SONYC Project in Scholastic SuperScience: City Gone Silent

How the sounds of New York City changed in the first months of the Covid-19 pandemic.

New York City before and during the COVID-19 pandemic. Credits: Luciano Mortula - LGM/Shutterstock.com (left); Noam Galai/Getty Images (right)

In 2016, NYU researchers, led by Juan Pablo Bello, director of the Center for Urban Science and Progress (CUSP), and professor of computer science and engineering, and electrical and computer engineering, began studying noise pollution in New York City using high-tech sensors. The project, Sounds of New York (SONYC) aims to identify loud sounds and pinpoint where they are coming from, in part through the use of citizen science, thanks to an online platform where people can help ID ambient noises picked up by the sensors placed around the city.  

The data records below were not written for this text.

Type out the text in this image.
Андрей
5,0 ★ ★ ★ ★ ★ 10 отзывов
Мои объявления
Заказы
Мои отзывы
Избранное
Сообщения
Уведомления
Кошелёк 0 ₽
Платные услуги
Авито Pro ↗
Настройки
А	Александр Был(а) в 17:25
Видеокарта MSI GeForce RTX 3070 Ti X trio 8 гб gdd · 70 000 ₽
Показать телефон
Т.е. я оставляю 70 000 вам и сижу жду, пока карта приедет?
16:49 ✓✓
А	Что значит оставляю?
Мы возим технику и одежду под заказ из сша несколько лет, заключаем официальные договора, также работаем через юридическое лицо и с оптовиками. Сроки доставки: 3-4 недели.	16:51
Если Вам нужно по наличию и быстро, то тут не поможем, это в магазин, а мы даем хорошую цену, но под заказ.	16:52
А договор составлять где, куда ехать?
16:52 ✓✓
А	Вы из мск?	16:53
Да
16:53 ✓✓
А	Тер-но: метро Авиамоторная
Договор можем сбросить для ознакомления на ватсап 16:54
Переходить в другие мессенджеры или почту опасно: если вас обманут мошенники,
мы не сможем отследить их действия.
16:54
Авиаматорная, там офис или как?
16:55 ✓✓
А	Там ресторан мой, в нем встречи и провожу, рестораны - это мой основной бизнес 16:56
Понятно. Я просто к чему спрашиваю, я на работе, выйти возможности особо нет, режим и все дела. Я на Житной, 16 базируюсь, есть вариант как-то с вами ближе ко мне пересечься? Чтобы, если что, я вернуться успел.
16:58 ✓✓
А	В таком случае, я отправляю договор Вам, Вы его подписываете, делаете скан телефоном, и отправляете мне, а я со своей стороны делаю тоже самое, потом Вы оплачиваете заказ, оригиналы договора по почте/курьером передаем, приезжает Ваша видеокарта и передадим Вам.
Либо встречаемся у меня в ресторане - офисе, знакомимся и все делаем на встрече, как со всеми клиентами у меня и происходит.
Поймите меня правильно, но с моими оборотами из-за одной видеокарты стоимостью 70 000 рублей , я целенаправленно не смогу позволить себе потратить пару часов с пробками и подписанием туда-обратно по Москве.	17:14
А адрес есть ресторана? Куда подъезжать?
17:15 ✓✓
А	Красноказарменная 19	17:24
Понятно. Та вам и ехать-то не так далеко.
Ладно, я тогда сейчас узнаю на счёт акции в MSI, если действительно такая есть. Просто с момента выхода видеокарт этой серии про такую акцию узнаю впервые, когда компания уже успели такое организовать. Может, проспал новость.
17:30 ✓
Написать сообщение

During the project’s first four years, the sensors picked up sounds from things like traffic, roadwork, and street musicians. But in the spring of 2020, NYC became quiet when schools, stores, and offices closed to contain the pandemic. Rather than stifling — so to speak — the research, the 'COVID quietus' revealed new insights into NYC’s sounds. 

Also involved with SONYC are Tandon professors and CUSP faculty R. Luke DuBois, Oded Nov, and Claudio Silva.